St Helens chairman Eamonn McManus insists that the sport must be supportive of Ben Flower during his six month suspension from Rugby League – saying that his rehabilitation has now become “paramount”.
In a statement released by the Saints following Flower’s ban being issued on Tuesday evening, McManus says that he must be accepted back into the sport when his ban expires, and insisted that St Helens will stand alongside Wigan, as well as saying that the matter needed to be dealt with only by the game’s governing body.
The statement read:
“These matters have to be dealt with by the appropriate body within the game and it has so been. Whilst serving his ban it is critical that Ben is now provided all due personal and professional support. His rehabilitation is now paramount. During the period of his ban he will be no more than a 25-year-old boy who will be extremely vulnerable emotionally.
We must assist him in any way that we can and accept him back into the sport. There is a person behind the player, and I am reliably informed by all that it is a good one. He must know that from all. Lance Hohaia certainly feels that way towards him also.
“The sport of Rugby League should not be judged by this event, but by how it deals with it.
“Ian Lenagan is a strong Chairman of a great club and I know that he will look beyond mere effect and more at cause. If anything is identified and needs to be dealt with then he will. St Helens stand firmly at the side of Wigan at this time.
“Separately, the RFL will take its duties and obligations extremely seriously. Again, we must look beyond the offence itself and identify and deal with any surrounding contributory factors. Certainly, the officiating and disciplinary structures, systems and processes need to be scrutinised, and quickly.

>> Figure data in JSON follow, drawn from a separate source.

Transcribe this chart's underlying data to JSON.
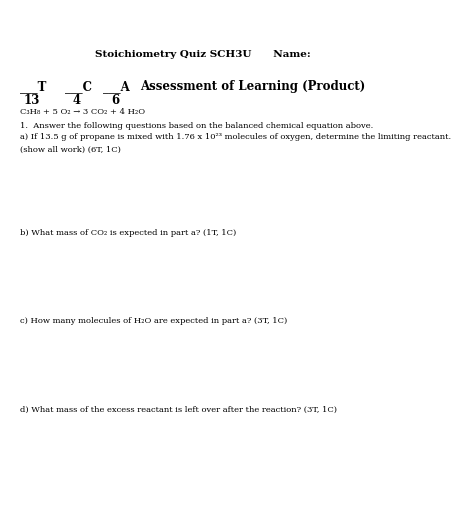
{
  "title_line": "Stoichiometry Quiz SCH3U      Name:",
  "grade_label": "Assessment of Learning (Product)",
  "denom_T": "13",
  "denom_C": "4",
  "denom_A": "6",
  "equation": "C₃H₈ + 5 O₂ → 3 CO₂ + 4 H₂O",
  "q1_intro": "1.  Answer the following questions based on the balanced chemical equation above.",
  "q1a": "a) If 13.5 g of propane is mixed with 1.76 x 10²³ molecules of oxygen, determine the limiting reactant.",
  "q1a_note": "(show all work) (6T, 1C)",
  "q1b": "b) What mass of CO₂ is expected in part a? (1T, 1C)",
  "q1c": "c) How many molecules of H₂O are expected in part a? (3T, 1C)",
  "q1d": "d) What mass of the excess reactant is left over after the reaction? (3T, 1C)",
  "bg_color": "#ffffff",
  "text_color": "#000000",
  "font_size_title": 7.5,
  "font_size_body": 6.0,
  "font_size_grade": 8.5
}
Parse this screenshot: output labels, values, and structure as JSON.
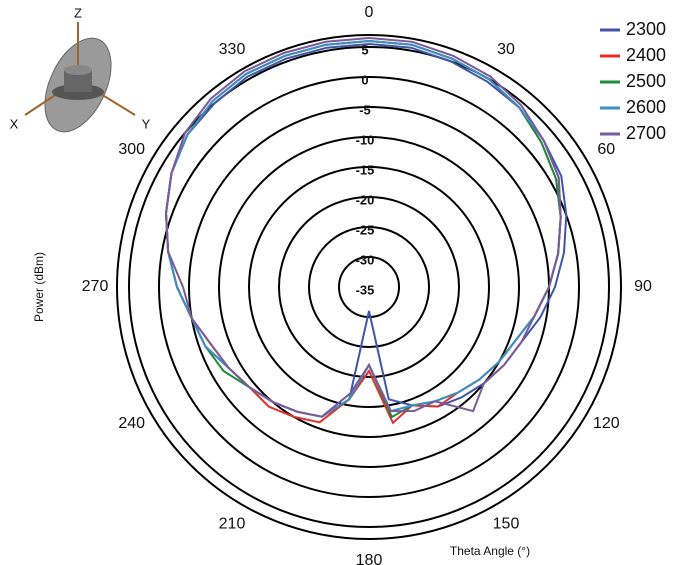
{
  "chart_data": {
    "type": "polar",
    "rlabel": "Power (dBm)",
    "thetalabel": "Theta Angle (°)",
    "inset_labels": {
      "x": "X",
      "y": "Y",
      "z": "Z"
    },
    "theta": [
      0,
      10,
      20,
      30,
      40,
      50,
      60,
      70,
      80,
      90,
      100,
      110,
      120,
      130,
      140,
      150,
      160,
      170,
      180,
      190,
      200,
      210,
      220,
      230,
      240,
      250,
      260,
      270,
      280,
      290,
      300,
      310,
      320,
      330,
      340,
      350
    ],
    "theta_direction": "clockwise",
    "theta_zero": "top",
    "thetaticks": [
      0,
      30,
      60,
      90,
      120,
      150,
      180,
      210,
      240,
      270,
      300,
      330
    ],
    "rlim": [
      -35,
      7
    ],
    "rticks": [
      -35,
      -30,
      -25,
      -20,
      -15,
      -10,
      -5,
      0,
      5
    ],
    "grid": true,
    "legend": "upper right",
    "series": [
      {
        "name": "2300",
        "color": "#3f56a8",
        "values": [
          5.5,
          5.5,
          5,
          4.5,
          4,
          3,
          2,
          0,
          -2,
          -4,
          -6,
          -8,
          -9,
          -10,
          -11,
          -12,
          -14,
          -16,
          -31,
          -16,
          -12,
          -11,
          -10,
          -9,
          -8,
          -6,
          -5,
          -3,
          -1,
          1,
          3,
          4.5,
          5,
          5.5,
          5.5,
          5.5
        ]
      },
      {
        "name": "2400",
        "color": "#e0312b",
        "values": [
          6,
          6,
          5.5,
          5,
          4,
          2.5,
          1,
          -1,
          -3,
          -5,
          -7,
          -9,
          -10,
          -11,
          -12,
          -12,
          -14,
          -12,
          -21,
          -16,
          -11,
          -10,
          -9,
          -9,
          -8,
          -7,
          -5,
          -3,
          -1,
          1,
          3,
          4.5,
          5.5,
          6,
          6,
          6
        ]
      },
      {
        "name": "2500",
        "color": "#1f8a3c",
        "values": [
          6,
          6,
          5.5,
          5,
          4,
          2.5,
          1,
          -1,
          -3,
          -5,
          -7,
          -9,
          -10,
          -11,
          -12,
          -13,
          -14,
          -13,
          -22,
          -16,
          -12,
          -11,
          -10,
          -9,
          -7,
          -6,
          -5,
          -3,
          -1,
          1,
          3,
          4.5,
          5.5,
          6,
          6,
          6
        ]
      },
      {
        "name": "2600",
        "color": "#3d8fc5",
        "values": [
          6,
          6,
          5.5,
          5,
          4,
          3,
          1.5,
          -1,
          -3,
          -5,
          -7,
          -9,
          -10,
          -11,
          -12,
          -13,
          -14,
          -14,
          -22,
          -16,
          -12,
          -11,
          -10,
          -9,
          -8,
          -6,
          -5,
          -3,
          -1,
          1,
          3,
          4.5,
          5.5,
          6,
          6,
          6
        ]
      },
      {
        "name": "2700",
        "color": "#7a5a9a",
        "values": [
          6.5,
          6.5,
          6,
          5.5,
          4.5,
          3,
          1.5,
          -1,
          -3,
          -5,
          -7,
          -8,
          -9,
          -10,
          -8,
          -13,
          -13,
          -14,
          -22,
          -17,
          -12,
          -11,
          -10,
          -9,
          -8,
          -7,
          -5,
          -4,
          -1,
          1,
          3,
          5,
          6,
          6.5,
          6.5,
          6.5
        ]
      }
    ]
  }
}
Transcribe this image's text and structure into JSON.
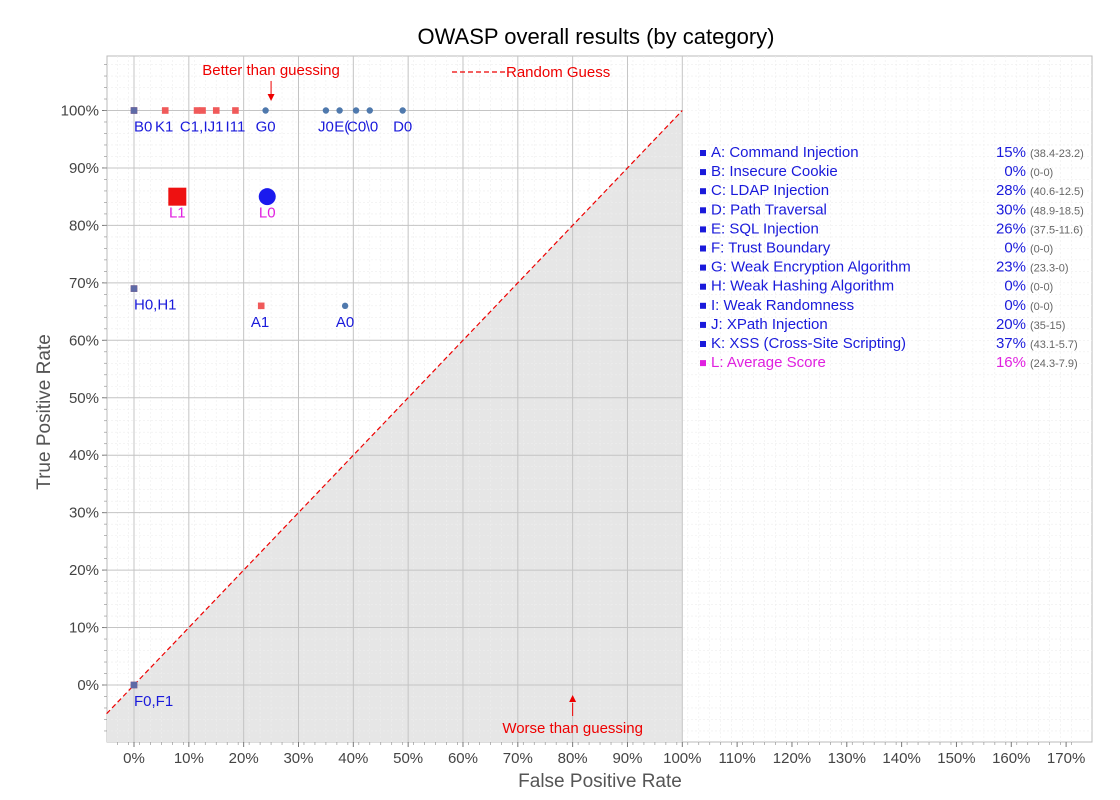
{
  "colors": {
    "tool0": "#4f79ad",
    "tool1": "#f05a5a",
    "average_big_0": "#1a1aee",
    "average_big_1": "#ee1111",
    "diagonal": "#ee0000",
    "text_blue": "#1a1adb",
    "text_magenta": "#e020e0",
    "annotation": "#ee0000",
    "shade": "#e6e6e6"
  },
  "chart_data": {
    "type": "scatter",
    "title": "OWASP overall results (by category)",
    "xlabel": "False Positive Rate",
    "ylabel": "True Positive Rate",
    "xlim": [
      -5,
      172
    ],
    "ylim": [
      -10,
      110
    ],
    "x_ticks": [
      0,
      10,
      20,
      30,
      40,
      50,
      60,
      70,
      80,
      90,
      100,
      110,
      120,
      130,
      140,
      150,
      160,
      170
    ],
    "x_tick_labels": [
      "0%",
      "10%",
      "20%",
      "30%",
      "40%",
      "50%",
      "60%",
      "70%",
      "80%",
      "90%",
      "100%",
      "110%",
      "120%",
      "130%",
      "140%",
      "150%",
      "160%",
      "170%"
    ],
    "y_ticks": [
      0,
      10,
      20,
      30,
      40,
      50,
      60,
      70,
      80,
      90,
      100
    ],
    "y_tick_labels": [
      "0%",
      "10%",
      "20%",
      "30%",
      "40%",
      "50%",
      "60%",
      "70%",
      "80%",
      "90%",
      "100%"
    ],
    "grid": true,
    "diagonal": {
      "label": "Random Guess",
      "from": [
        -5,
        -5
      ],
      "to": [
        100,
        100
      ]
    },
    "annotations": {
      "better": {
        "text": "Better than guessing",
        "x": 25,
        "y": 100
      },
      "worse": {
        "text": "Worse than guessing",
        "x": 80,
        "y": 0
      }
    },
    "series": [
      {
        "marker": "circle",
        "points": [
          {
            "x": 0,
            "y": 100
          },
          {
            "x": 24,
            "y": 100
          },
          {
            "x": 35,
            "y": 100
          },
          {
            "x": 37.5,
            "y": 100
          },
          {
            "x": 40.5,
            "y": 100
          },
          {
            "x": 43,
            "y": 100
          },
          {
            "x": 49,
            "y": 100
          },
          {
            "x": 0,
            "y": 69
          },
          {
            "x": 38.5,
            "y": 66
          },
          {
            "x": 0,
            "y": 0
          }
        ]
      },
      {
        "marker": "square",
        "points": [
          {
            "x": 0,
            "y": 100
          },
          {
            "x": 5.7,
            "y": 100
          },
          {
            "x": 11.5,
            "y": 100
          },
          {
            "x": 12.5,
            "y": 100
          },
          {
            "x": 15,
            "y": 100
          },
          {
            "x": 18.5,
            "y": 100
          },
          {
            "x": 0,
            "y": 69
          },
          {
            "x": 23.2,
            "y": 66
          },
          {
            "x": 0,
            "y": 0
          }
        ]
      }
    ],
    "averages": [
      {
        "label": "L0",
        "x": 24.3,
        "y": 85,
        "marker": "circle"
      },
      {
        "label": "L1",
        "x": 7.9,
        "y": 85,
        "marker": "square"
      }
    ],
    "point_labels": [
      {
        "text": "B0",
        "x": 0,
        "y": 100
      },
      {
        "text": "K1",
        "x": 5.5,
        "y": 100
      },
      {
        "text": "C1,",
        "x": 10.5,
        "y": 100
      },
      {
        "text": "IJ1",
        "x": 14.5,
        "y": 100
      },
      {
        "text": "I11",
        "x": 18.5,
        "y": 100
      },
      {
        "text": "G0",
        "x": 24,
        "y": 100
      },
      {
        "text": "J0",
        "x": 35,
        "y": 100
      },
      {
        "text": "E(",
        "x": 37.9,
        "y": 100
      },
      {
        "text": "C0",
        "x": 40.6,
        "y": 100
      },
      {
        "text": "\\0",
        "x": 43.4,
        "y": 100
      },
      {
        "text": "D0",
        "x": 49,
        "y": 100
      },
      {
        "text": "H0,H1",
        "x": 0,
        "y": 69
      },
      {
        "text": "A1",
        "x": 23,
        "y": 66
      },
      {
        "text": "A0",
        "x": 38.5,
        "y": 66
      },
      {
        "text": "F0,F1",
        "x": 0,
        "y": 0
      },
      {
        "text": "L1",
        "x": 7.9,
        "y": 85,
        "avg": true
      },
      {
        "text": "L0",
        "x": 24.3,
        "y": 85,
        "avg": true
      }
    ],
    "legend": {
      "placement": "right",
      "entries": [
        {
          "name": "A: Command Injection",
          "score": "15%",
          "range": "(38.4-23.2)"
        },
        {
          "name": "B: Insecure Cookie",
          "score": "0%",
          "range": "(0-0)"
        },
        {
          "name": "C: LDAP Injection",
          "score": "28%",
          "range": "(40.6-12.5)"
        },
        {
          "name": "D: Path Traversal",
          "score": "30%",
          "range": "(48.9-18.5)"
        },
        {
          "name": "E: SQL Injection",
          "score": "26%",
          "range": "(37.5-11.6)"
        },
        {
          "name": "F: Trust Boundary",
          "score": "0%",
          "range": "(0-0)"
        },
        {
          "name": "G: Weak Encryption Algorithm",
          "score": "23%",
          "range": "(23.3-0)"
        },
        {
          "name": "H: Weak Hashing Algorithm",
          "score": "0%",
          "range": "(0-0)"
        },
        {
          "name": "I:  Weak Randomness",
          "score": "0%",
          "range": "(0-0)"
        },
        {
          "name": "J:  XPath Injection",
          "score": "20%",
          "range": "(35-15)"
        },
        {
          "name": "K: XSS (Cross-Site Scripting)",
          "score": "37%",
          "range": "(43.1-5.7)"
        },
        {
          "name": "L: Average Score",
          "score": "16%",
          "range": "(24.3-7.9)",
          "highlight": true
        }
      ]
    }
  }
}
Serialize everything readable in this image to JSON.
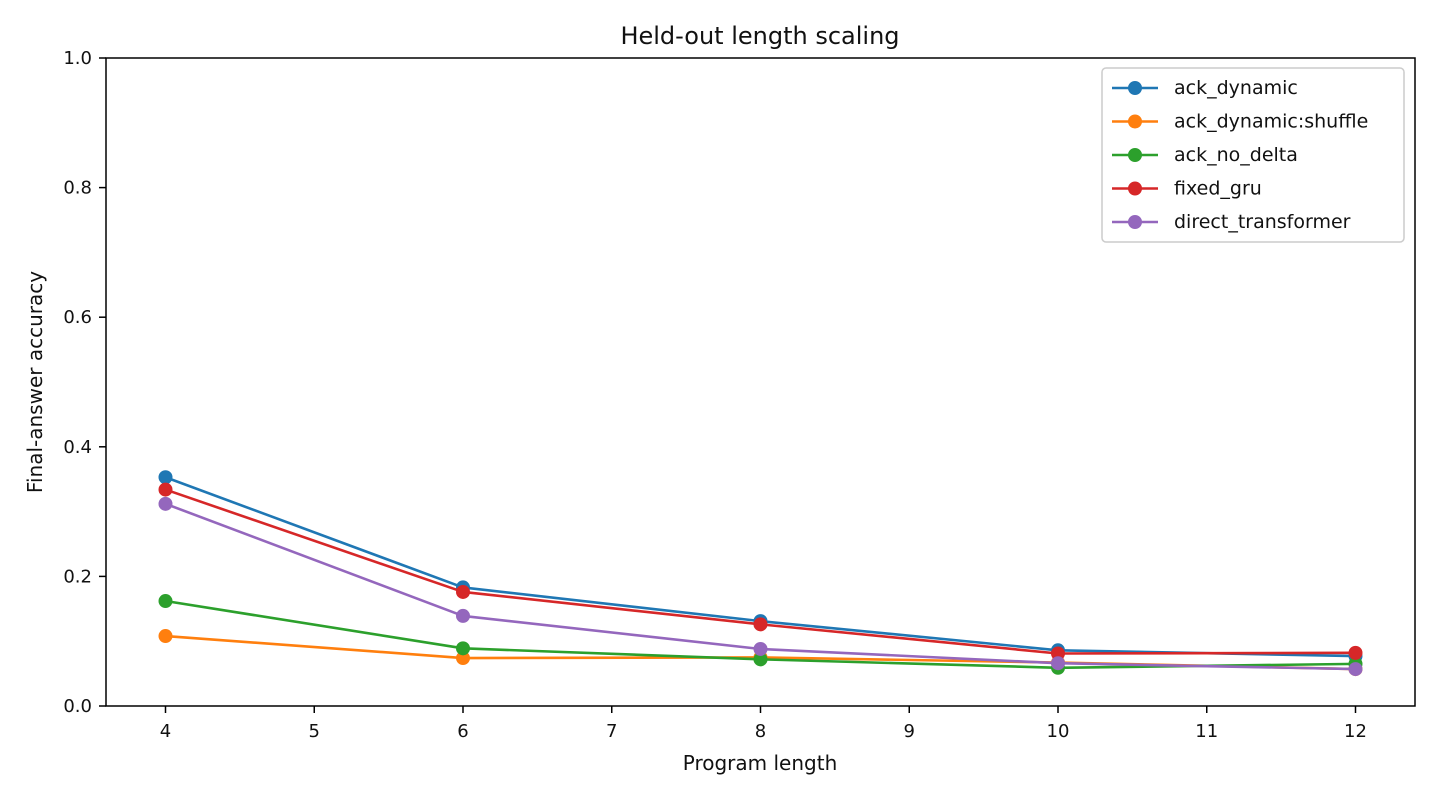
{
  "chart_data": {
    "type": "line",
    "title": "Held-out length scaling",
    "xlabel": "Program length",
    "ylabel": "Final-answer accuracy",
    "x": [
      4,
      6,
      8,
      10,
      12
    ],
    "xlim": [
      3.6,
      12.4
    ],
    "ylim": [
      0,
      1
    ],
    "xticks": [
      4,
      5,
      6,
      7,
      8,
      9,
      10,
      11,
      12
    ],
    "yticks": [
      0.0,
      0.2,
      0.4,
      0.6,
      0.8,
      1.0
    ],
    "xtick_labels": [
      "4",
      "5",
      "6",
      "7",
      "8",
      "9",
      "10",
      "11",
      "12"
    ],
    "ytick_labels": [
      "0.0",
      "0.2",
      "0.4",
      "0.6",
      "0.8",
      "1.0"
    ],
    "grid": false,
    "legend_position": "top-right",
    "series": [
      {
        "name": "ack_dynamic",
        "color": "#1f77b4",
        "values": [
          0.353,
          0.183,
          0.131,
          0.086,
          0.077
        ]
      },
      {
        "name": "ack_dynamic:shuffle",
        "color": "#ff7f0e",
        "values": [
          0.108,
          0.074,
          0.075,
          0.067,
          0.057
        ]
      },
      {
        "name": "ack_no_delta",
        "color": "#2ca02c",
        "values": [
          0.162,
          0.089,
          0.072,
          0.059,
          0.065
        ]
      },
      {
        "name": "fixed_gru",
        "color": "#d62728",
        "values": [
          0.334,
          0.176,
          0.126,
          0.081,
          0.082
        ]
      },
      {
        "name": "direct_transformer",
        "color": "#9467bd",
        "values": [
          0.312,
          0.139,
          0.088,
          0.066,
          0.057
        ]
      }
    ]
  }
}
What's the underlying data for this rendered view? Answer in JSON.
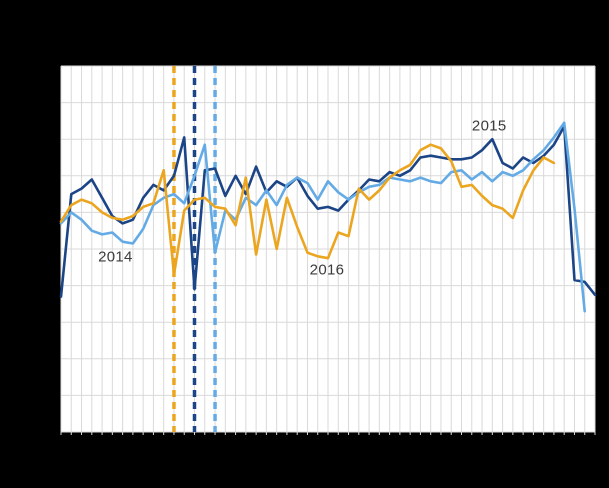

Most agree that there has been an increasing lack of consistency in the interpretation and application of the rules of the game, and in its disciplinary sanctions when such rules are deemed to have been broken.
“Real and rapid introspection is critical and trust needs to be unequivocal. Coaches and players must have much more clarity and consistency in the application of the rules and in their sanctions so as not to tempt participants to exploit unclear boundaries nor to risk the unpredictability of sanctions.
“This matter gives the sport of Rugby League the opportunity to positively differentiate itself yet again by dealing with a high profile problem in an efficient, transparent, pragmatic and effective manner. I am confident that it will.”